MTV Base
- Broadcast area: Kenya; Nigeria; South Africa; West Africa;

Programming
- Language: English
- Picture format: 1080i HDTV (downscaled to 16:9 576i for the SDTV feed)

Ownership
- Owner: Paramount Networks EMEAA
- Sister channels: BET Africa Comedy Central Africa Nickelodeon Africa Nicktoons Nick Jr. Africa MTV Africa

History
- Launched: 22 February 2005; 21 years ago
- Closed: 1 January 2026; 8 months ago

Links
- Website: mtvbase.com

= MTV Base (Africa) =

African television channel

MTV Base was a 24-hour music channel from Paramount Networks EMEAA that was divided into 3 feeds; one each for South Africa, West Africa and East Africa.

==History==
The channel was launched on 22 February 2005 with a live music special with live performances from local African and international artists, along with some music video and reality programming from MTV Europe (now MTV Global). The network also carries music awards ceremonies of MTV itself and BET from the U.S. and Europe.

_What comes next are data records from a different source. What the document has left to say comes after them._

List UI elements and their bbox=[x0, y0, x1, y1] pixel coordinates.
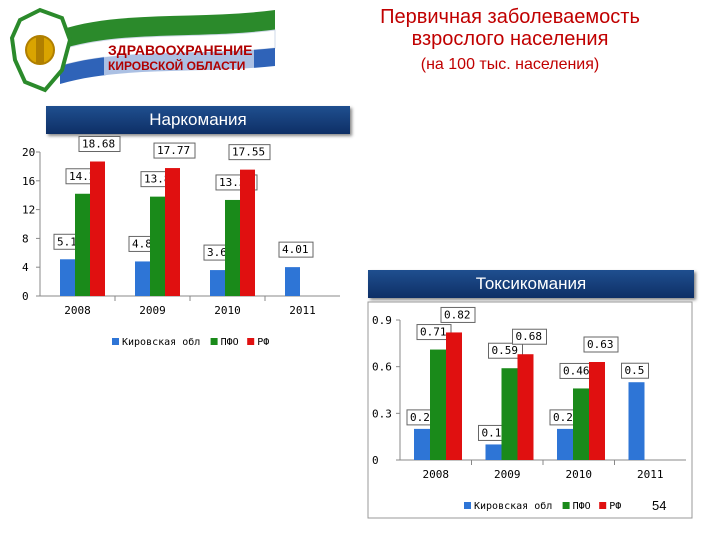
page-subtitle: (на 100 тыс. населения) bbox=[420, 56, 600, 73]
data-label: 0.5 bbox=[625, 364, 645, 377]
bar-0-0 bbox=[60, 259, 75, 296]
data-label-box bbox=[278, 241, 314, 258]
data-label: 0.59 bbox=[492, 344, 519, 357]
y-tick-label: 16 bbox=[22, 175, 35, 188]
data-label: 4.01 bbox=[282, 243, 309, 256]
bar-1-1 bbox=[501, 368, 518, 460]
data-label-box bbox=[78, 136, 121, 153]
chart-title-narcomania: Наркомания bbox=[46, 106, 350, 134]
data-label: 0.2 bbox=[553, 411, 573, 424]
y-tick-label: 0 bbox=[22, 290, 29, 303]
data-label-box bbox=[621, 362, 649, 379]
y-tick-label: 20 bbox=[22, 146, 35, 159]
data-label: 3.6 bbox=[207, 246, 227, 259]
data-label: 0.1 bbox=[482, 426, 502, 439]
bar-0-0 bbox=[414, 428, 430, 460]
legend-label: РФ bbox=[609, 501, 621, 512]
data-label: 0.71 bbox=[420, 326, 447, 339]
legend-label: Кировская обл bbox=[122, 336, 200, 348]
x-tick-label: 2009 bbox=[494, 468, 521, 481]
y-tick-label: 12 bbox=[22, 204, 35, 217]
chart-toxicomania: 0 0.3 0.6 0.9 2008 0.2 0.71 0.82 2009 0.1 0.590.68… bbox=[367, 301, 693, 519]
data-label: 0.46 bbox=[563, 364, 590, 377]
bar-0-2 bbox=[210, 270, 225, 296]
x-tick-label: 2011 bbox=[637, 468, 664, 481]
chart-title-toxicomania: Токсикомания bbox=[368, 270, 694, 298]
data-label: 18.68 bbox=[82, 138, 115, 151]
title-block: Первичная заболеваемость взрослого насел… bbox=[330, 6, 690, 76]
bar-2-1 bbox=[517, 354, 534, 460]
bar-2-2 bbox=[240, 169, 255, 296]
legend-swatch bbox=[210, 338, 218, 345]
legend-swatch bbox=[112, 338, 119, 345]
legend-label: РФ bbox=[257, 337, 269, 348]
legend-label: Кировская обл bbox=[474, 500, 552, 512]
legend-swatch bbox=[247, 338, 255, 345]
page-title-line2: взрослого населения bbox=[411, 28, 609, 50]
data-label-box bbox=[583, 336, 619, 353]
y-tick-label: 8 bbox=[22, 232, 29, 245]
data-label: 0.82 bbox=[444, 308, 471, 321]
bar-2-0 bbox=[446, 332, 462, 460]
x-tick-label: 2008 bbox=[64, 304, 91, 317]
data-label: 14.2 bbox=[69, 170, 96, 183]
x-tick-label: 2010 bbox=[214, 304, 241, 317]
chart-narcomania: 0 4 8 12 16 20 2008 5.1 14.2 18.68 2009 4.8 13.8 17.7… bbox=[22, 136, 340, 348]
x-tick-label: 2010 bbox=[566, 468, 593, 481]
logo: ЗДРАВООХРАНЕНИЕ КИРОВСКОЙ ОБЛАСТИ bbox=[9, 7, 276, 93]
legend-swatch bbox=[599, 502, 607, 509]
bar-2-2 bbox=[589, 362, 605, 460]
bar-0-2 bbox=[557, 428, 573, 460]
data-label: 13.8 bbox=[144, 173, 171, 186]
data-label: 0.2 bbox=[410, 411, 430, 424]
bar-1-0 bbox=[75, 193, 90, 296]
data-label: 5.1 bbox=[57, 235, 77, 248]
y-tick-label: 0.6 bbox=[372, 361, 392, 374]
bar-1-2 bbox=[225, 199, 240, 296]
y-tick-label: 0.3 bbox=[372, 407, 392, 420]
y-tick-label: 0 bbox=[372, 454, 379, 467]
legend-swatch bbox=[562, 502, 570, 509]
y-tick-label: 4 bbox=[22, 261, 29, 274]
bar-0-3 bbox=[628, 382, 645, 460]
data-label-box bbox=[416, 324, 452, 341]
data-label: 4.8 bbox=[132, 237, 152, 250]
page-number: 54 bbox=[652, 498, 667, 513]
bar-0-3 bbox=[285, 267, 300, 296]
bar-1-0 bbox=[430, 349, 446, 460]
page-title-line1: Первичная заболеваемость bbox=[380, 6, 640, 28]
bar-1-1 bbox=[150, 196, 165, 296]
legend-swatch bbox=[464, 502, 471, 509]
data-label: 17.77 bbox=[157, 144, 190, 157]
data-label-box bbox=[228, 144, 271, 161]
bar-2-1 bbox=[165, 168, 180, 296]
data-label-box bbox=[440, 306, 476, 323]
bar-0-1 bbox=[135, 261, 150, 296]
data-label-box bbox=[488, 342, 523, 359]
x-tick-label: 2008 bbox=[423, 468, 450, 481]
legend-label: ПФО bbox=[573, 501, 591, 512]
data-label-box bbox=[512, 328, 547, 345]
bar-2-0 bbox=[90, 161, 105, 296]
data-label: 0.63 bbox=[587, 338, 614, 351]
logo-text-1: ЗДРАВООХРАНЕНИЕ bbox=[108, 42, 252, 58]
y-tick-label: 0.9 bbox=[372, 314, 392, 327]
x-tick-label: 2011 bbox=[289, 304, 316, 317]
bar-1-2 bbox=[573, 388, 589, 460]
x-tick-label: 2009 bbox=[139, 304, 166, 317]
data-label-box bbox=[153, 142, 196, 159]
logo-text-2: КИРОВСКОЙ ОБЛАСТИ bbox=[108, 58, 245, 73]
legend-label: ПФО bbox=[221, 337, 239, 348]
data-label: 0.68 bbox=[516, 330, 543, 343]
data-label: 17.55 bbox=[232, 146, 265, 159]
bar-0-1 bbox=[485, 444, 502, 460]
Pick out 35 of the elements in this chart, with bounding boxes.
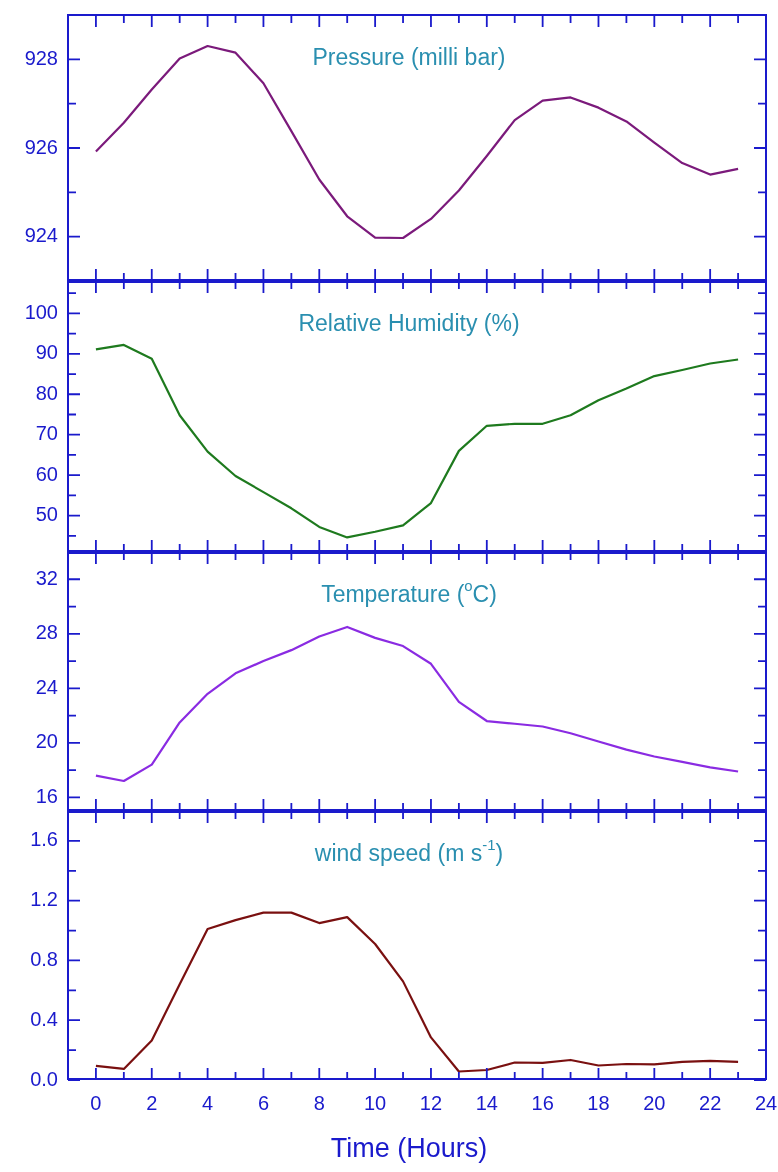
y-tick-label: 60 [35, 462, 58, 485]
x-tick-label: 18 [587, 1091, 610, 1114]
y-tick-label: 24 [35, 675, 58, 698]
y-tick-label: 924 [24, 224, 58, 247]
y-tick-label: 0.0 [30, 1067, 58, 1090]
x-tick-label: 4 [202, 1091, 214, 1114]
y-tick-label: 0.8 [30, 947, 58, 970]
y-tick-label: 80 [35, 381, 58, 404]
x-tick-label: 20 [643, 1091, 666, 1114]
y-tick-label: 50 [35, 503, 58, 526]
y-tick-label: 0.4 [30, 1007, 58, 1030]
text: Pressure (milli bar) [312, 44, 506, 71]
x-tick-label: 16 [531, 1091, 554, 1114]
x-tick-label: 24 [754, 1091, 778, 1114]
y-tick-label: 926 [24, 135, 58, 158]
y-tick-label: 70 [35, 422, 58, 445]
x-axis-title: Time (Hours) [330, 1133, 488, 1164]
y-tick-label: 20 [35, 730, 58, 753]
y-tick-label: 928 [24, 46, 58, 69]
x-tick-label: 22 [699, 1091, 722, 1114]
y-tick-label: 1.6 [30, 828, 58, 851]
x-tick-label: 12 [419, 1091, 443, 1114]
y-tick-label: 1.2 [30, 888, 58, 911]
x-tick-label: 0 [90, 1091, 102, 1114]
text: Relative Humidity (%) [298, 310, 520, 337]
x-tick-label: 8 [313, 1091, 325, 1114]
y-tick-label: 100 [24, 300, 58, 323]
x-tick-label: 2 [146, 1091, 158, 1114]
x-tick-label: 6 [257, 1091, 269, 1114]
x-tick-label: 14 [475, 1091, 498, 1114]
y-tick-label: 32 [35, 566, 58, 589]
y-tick-label: 90 [35, 341, 58, 364]
y-tick-label: 16 [35, 784, 58, 807]
x-tick-label: 10 [363, 1091, 387, 1114]
y-tick-label: 28 [35, 621, 58, 644]
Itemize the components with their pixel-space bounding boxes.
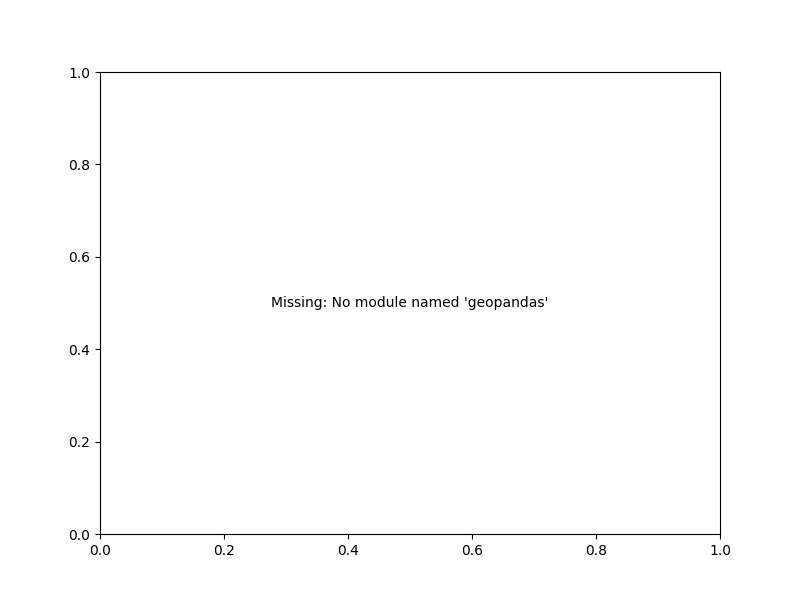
Text: Missing: No module named 'geopandas': Missing: No module named 'geopandas': [271, 296, 549, 310]
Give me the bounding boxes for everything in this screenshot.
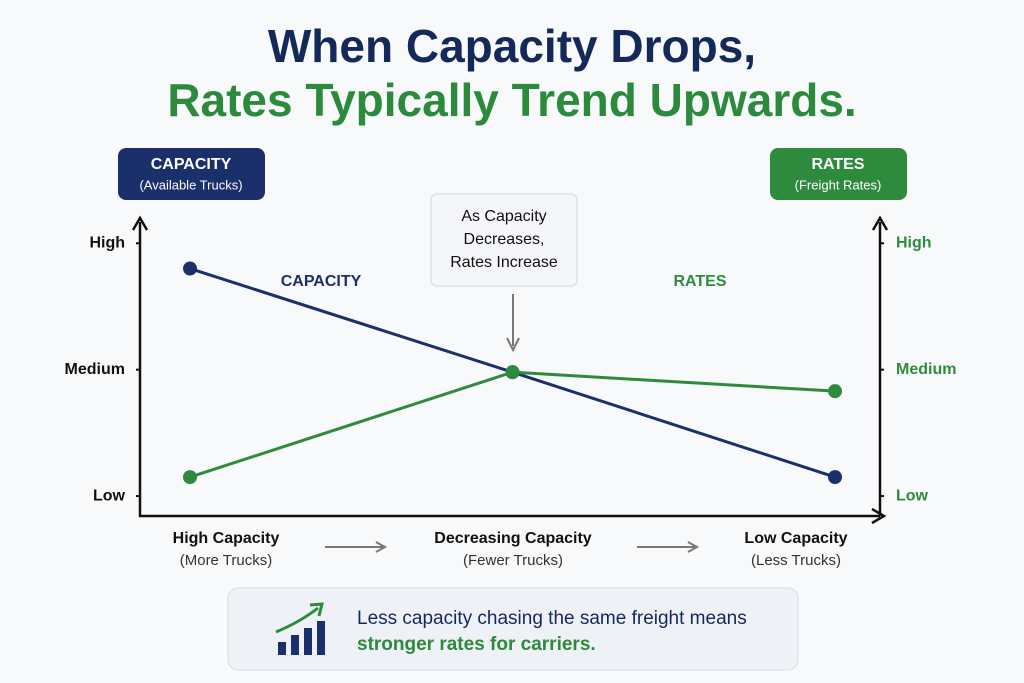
x-tick-note: (Fewer Trucks): [463, 552, 563, 569]
chart-title: When Capacity Drops,: [268, 20, 756, 72]
series-label: CAPACITY: [281, 273, 362, 290]
data-point: [505, 365, 520, 380]
x-tick-label: High Capacity: [173, 530, 280, 547]
note-box: [227, 587, 799, 671]
x-axis-arrow: [871, 507, 887, 525]
series-label: RATES: [673, 273, 726, 290]
y-tick-label: Low: [93, 487, 126, 504]
y-tick-label: Medium: [65, 361, 125, 378]
icon-bar: [291, 635, 299, 655]
icon-arrow: [275, 606, 319, 634]
y-axis-title: CAPACITY: [151, 156, 232, 173]
icon-bar: [304, 628, 312, 655]
y2-axis-label: (Freight Rates): [795, 177, 882, 192]
y2-axis-title: RATES: [811, 156, 864, 173]
y-axis-box: [118, 148, 265, 200]
y2-axis-box: [770, 148, 907, 200]
x-tick-note: (More Trucks): [180, 552, 273, 569]
data-point: [828, 470, 842, 485]
y2-axis-arrow: [871, 215, 889, 231]
icon-bar: [317, 621, 325, 655]
data-point: [183, 261, 197, 276]
y-axis-arrow: [131, 215, 149, 231]
growth-icon: [275, 602, 325, 655]
icon-bar: [278, 642, 286, 655]
y2-tick-label: Low: [896, 487, 929, 504]
y2-tick-label: Medium: [896, 361, 956, 378]
series-line: [189, 370, 836, 479]
y-axis-label: (Available Trucks): [139, 177, 242, 192]
annotation-line: Decreases,: [464, 231, 545, 248]
flow-arrow-head: [687, 541, 700, 553]
annotation-line: As Capacity: [461, 208, 546, 225]
x-tick-note: (Less Trucks): [751, 552, 841, 569]
annotation-arrow-head: [506, 337, 520, 353]
note-line: Less capacity chasing the same freight m…: [357, 608, 747, 629]
y-tick-label: High: [89, 234, 125, 251]
flow-arrows: [325, 541, 700, 553]
x-tick-label: Low Capacity: [744, 530, 847, 547]
chart-subtitle: Rates Typically Trend Upwards.: [167, 74, 856, 126]
x-tick-label: Decreasing Capacity: [434, 530, 592, 547]
icon-arrow-head: [309, 602, 324, 617]
note-line: stronger rates for carriers.: [357, 634, 596, 655]
annotation-line: Rates Increase: [450, 254, 558, 271]
data-point: [183, 470, 197, 485]
flow-arrow-head: [375, 541, 388, 553]
data-point: [828, 384, 842, 399]
y2-tick-label: High: [896, 234, 932, 251]
annotation-box: [430, 193, 578, 287]
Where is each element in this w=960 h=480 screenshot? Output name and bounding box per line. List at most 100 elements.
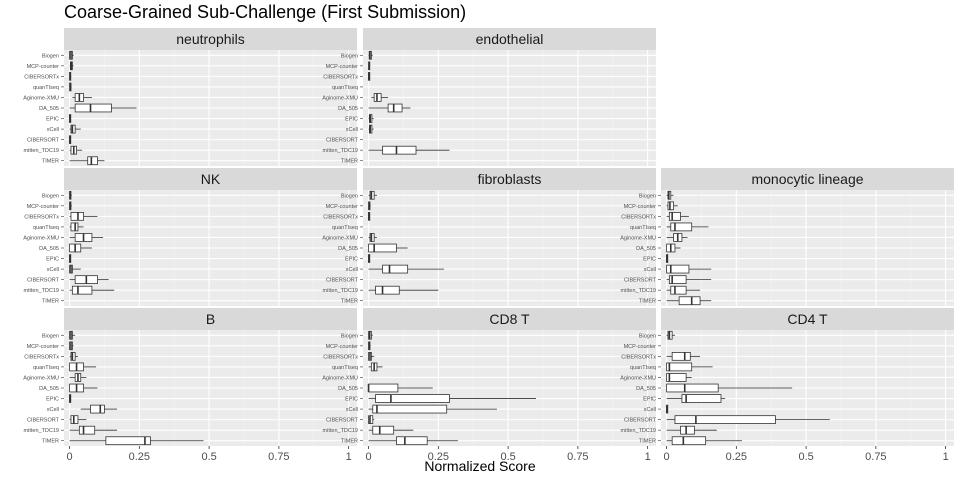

On 3 July 2013, Viacom International Media Networks Africa launched a localised feed of MTV Base exclusively for South Africa, with local programming, advertising and VJs. It launched on DStv on 5 March 2019.

On 22 July 2025, it was reported that Paramount Global was looking to close it's African offices with channels like MTV Base and BET Africa shutting down.

On 9 October 2025, it was reported that MTV will be closing all its music channels outside the United States as part of massive cuts.. The news was confirmed by Paramount in late November, with it and BET Africa shutting down at the end of the year. The channel ceased broadcasting at 9:00 CAT on 1 January 2026, with its 20th Anniversary special, On the Base Roundtable 2025, being the last program aired before the channel logo's rotating loop every 2 seconds, signaling its closure.